In this analysis, although we used a dose of 50 Gy to the whole operatived bed instead of a boost of 60 Gy, there was no reduction in locoregional control rate. This may be related to the following three likely reasons: 1) All patients analyzed in our study were HPSCC, the homogeneity of the cases improved the results of the study. 2) More refined techniques of intensity-modulated RT were used to deliver the PORT, and dose refinement with such advanced techniques had benefited a large number of patients. 3) Total hypopharyngeal resection or circumferential resection of hypopharyngeal could ensure the safe surgical margins and improved the local control rate.

In our study, no patients experienced grade 4 dermatitis, dysphagia, hematologic toxicity, or nausea/vomiting. The rate of grades 3 and 4 mucositis (10.6%, 10/94) was comparable with the 11.4% reported by Mohanti et al23 and the 19% reported by Lee et al,24 which did not raise the need for hospital care and nasogastric tube. The study by Machtay et al25 demonstrated patients receiving ≤50 Gy had a lower rate of severe toxicity than patients receiving >60 Gy. As evidenced in the Peters et al10 and Chin et al26 trials, there was a dose-response for complications.
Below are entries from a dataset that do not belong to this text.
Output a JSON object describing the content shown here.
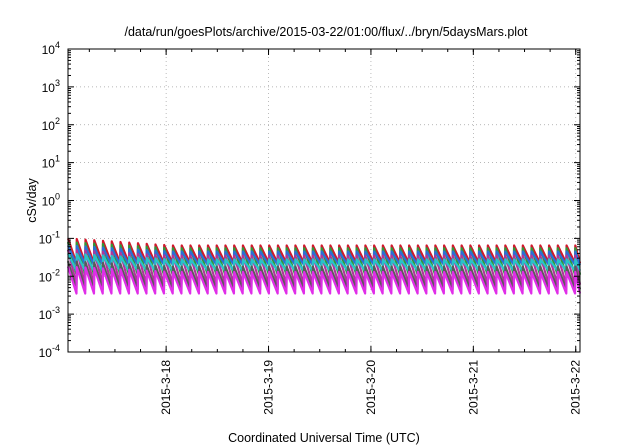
{
  "chart_data": {
    "type": "line",
    "title": "/data/run/goesPlots/archive/2015-03-22/01:00/flux/../bryn/5daysMars.plot",
    "xlabel": "Coordinated Universal Time (UTC)",
    "ylabel": "cSv/day",
    "yscale": "log",
    "ylim": [
      0.0001,
      10000
    ],
    "xlim": [
      "2015-03-17 01:00",
      "2015-03-22 01:00"
    ],
    "grid": true,
    "y_ticks": [
      {
        "value": 0.0001,
        "base": "10",
        "exp": "-4"
      },
      {
        "value": 0.001,
        "base": "10",
        "exp": "-3"
      },
      {
        "value": 0.01,
        "base": "10",
        "exp": "-2"
      },
      {
        "value": 0.1,
        "base": "10",
        "exp": "-1"
      },
      {
        "value": 1,
        "base": "10",
        "exp": "0"
      },
      {
        "value": 10,
        "base": "10",
        "exp": "1"
      },
      {
        "value": 100,
        "base": "10",
        "exp": "2"
      },
      {
        "value": 1000,
        "base": "10",
        "exp": "3"
      },
      {
        "value": 10000,
        "base": "10",
        "exp": "4"
      }
    ],
    "x_ticks": [
      {
        "label": "2015-3-18",
        "value": "2015-03-18 00:00"
      },
      {
        "label": "2015-3-19",
        "value": "2015-03-19 00:00"
      },
      {
        "label": "2015-3-20",
        "value": "2015-03-20 00:00"
      },
      {
        "label": "2015-3-21",
        "value": "2015-03-21 00:00"
      },
      {
        "label": "2015-3-22",
        "value": "2015-03-22 00:00"
      }
    ],
    "sawtooth_period_hours": 2.05,
    "series": [
      {
        "color": "#d0182c",
        "peak_early": 0.1,
        "peak_late": 0.065,
        "floor": 0.022
      },
      {
        "color": "#2e9a3a",
        "peak_early": 0.08,
        "peak_late": 0.055,
        "floor": 0.011
      },
      {
        "color": "#2b6fd6",
        "peak_early": 0.065,
        "peak_late": 0.045,
        "floor": 0.02
      },
      {
        "color": "#b0349c",
        "peak_early": 0.05,
        "peak_late": 0.035,
        "floor": 0.006
      },
      {
        "color": "#27c4c8",
        "peak_early": 0.04,
        "peak_late": 0.028,
        "floor": 0.014
      },
      {
        "color": "#5a5a5a",
        "peak_early": 0.025,
        "peak_late": 0.018,
        "floor": 0.0045
      },
      {
        "color": "#e02ee8",
        "peak_early": 0.018,
        "peak_late": 0.013,
        "floor": 0.0035
      }
    ]
  }
}
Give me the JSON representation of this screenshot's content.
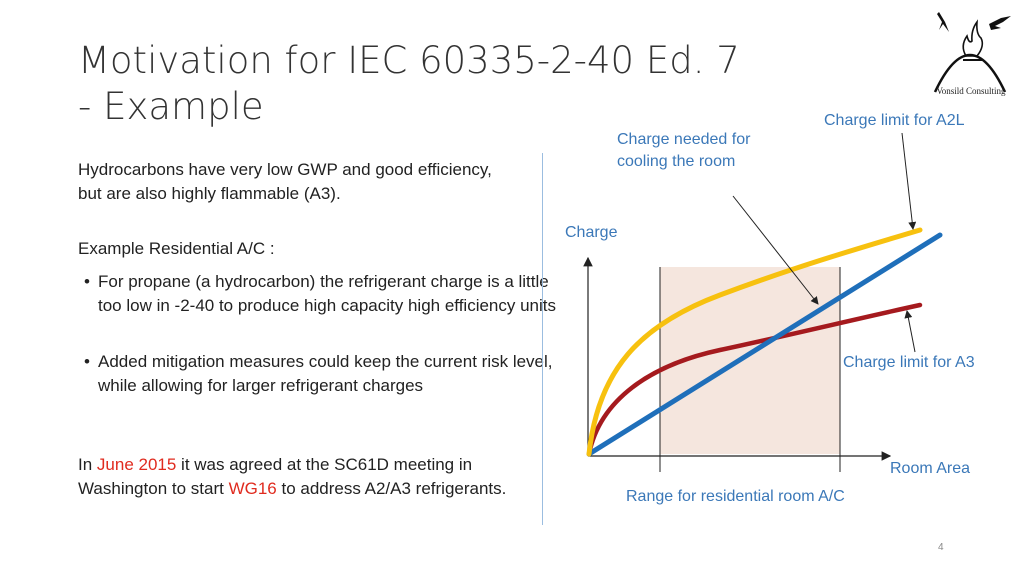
{
  "title_line1": "Motivation for IEC 60335-2-40 Ed. 7",
  "title_line2": "- Example",
  "logo_text": "Vonsild Consulting",
  "intro": "Hydrocarbons have very low GWP and good efficiency, but are also highly flammable (A3).",
  "example_heading": "Example Residential A/C :",
  "bullets": [
    "For propane (a hydrocarbon) the refrigerant charge is a little too low in -2-40 to produce high capacity high efficiency units",
    "Added mitigation measures could keep the current risk level, while allowing for larger refrigerant charges"
  ],
  "closing": {
    "part1": "In ",
    "date": "June 2015",
    "part2": " it was agreed at the SC61D meeting in Washington to start ",
    "wg": "WG16",
    "part3": " to address A2/A3 refrigerants."
  },
  "diagram": {
    "y_axis_label": "Charge",
    "x_axis_label": "Room Area",
    "range_label": "Range for residential room A/C",
    "needed_label_line1": "Charge needed for",
    "needed_label_line2": "cooling the room",
    "a2l_label": "Charge limit for A2L",
    "a3_label": "Charge limit for A3"
  },
  "colors": {
    "a2l_curve": "#f7c10f",
    "a3_curve": "#a51a1e",
    "needed_line": "#1f6fba",
    "range_fill": "#f5e6de",
    "label_blue": "#3b78b8",
    "highlight_red": "#e02b1f"
  },
  "page_number": "4"
}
The present study revealed that T staging was significantly associated with OS, PFS, and LRFS while N staging showed a significant correlation with improved PFS and LRFS. These discoveries accorded with the available data in the literature. T staging and N staging have been previously considered to be independent prognostic factors for LRC and for OS in patients with locally advanced HNSCC.27,28 However, interval surgery-radiotherapy was not a significantly prognostic factor in this analysis. Prior published studies have shown the effects of different time-to-PORT intervals on locoregional recurrence and survival were beneficial in some cases,29–32 and ineffective in others.33–35 Possible explanations were a retrospective and small sample size. Most importantly, both multivariate and univariate analysis revealed that RT dose was not predictive of treatment outcomes, and the difference dose did not influence survival outcome. This finding further supports the view that patients with no high-risk factors treated to 50 Gy was sufficient.

In conclusion, we presently suggest that treating no high-risk factors for locally advanced HPSCC with a dose of 50 Gy in 25 fractions of 2 Gy each to the surgical bed and elective lymph node levels cannot compromise disease control and survival. A larger series of patients and longer-term follow-up result remain necessary.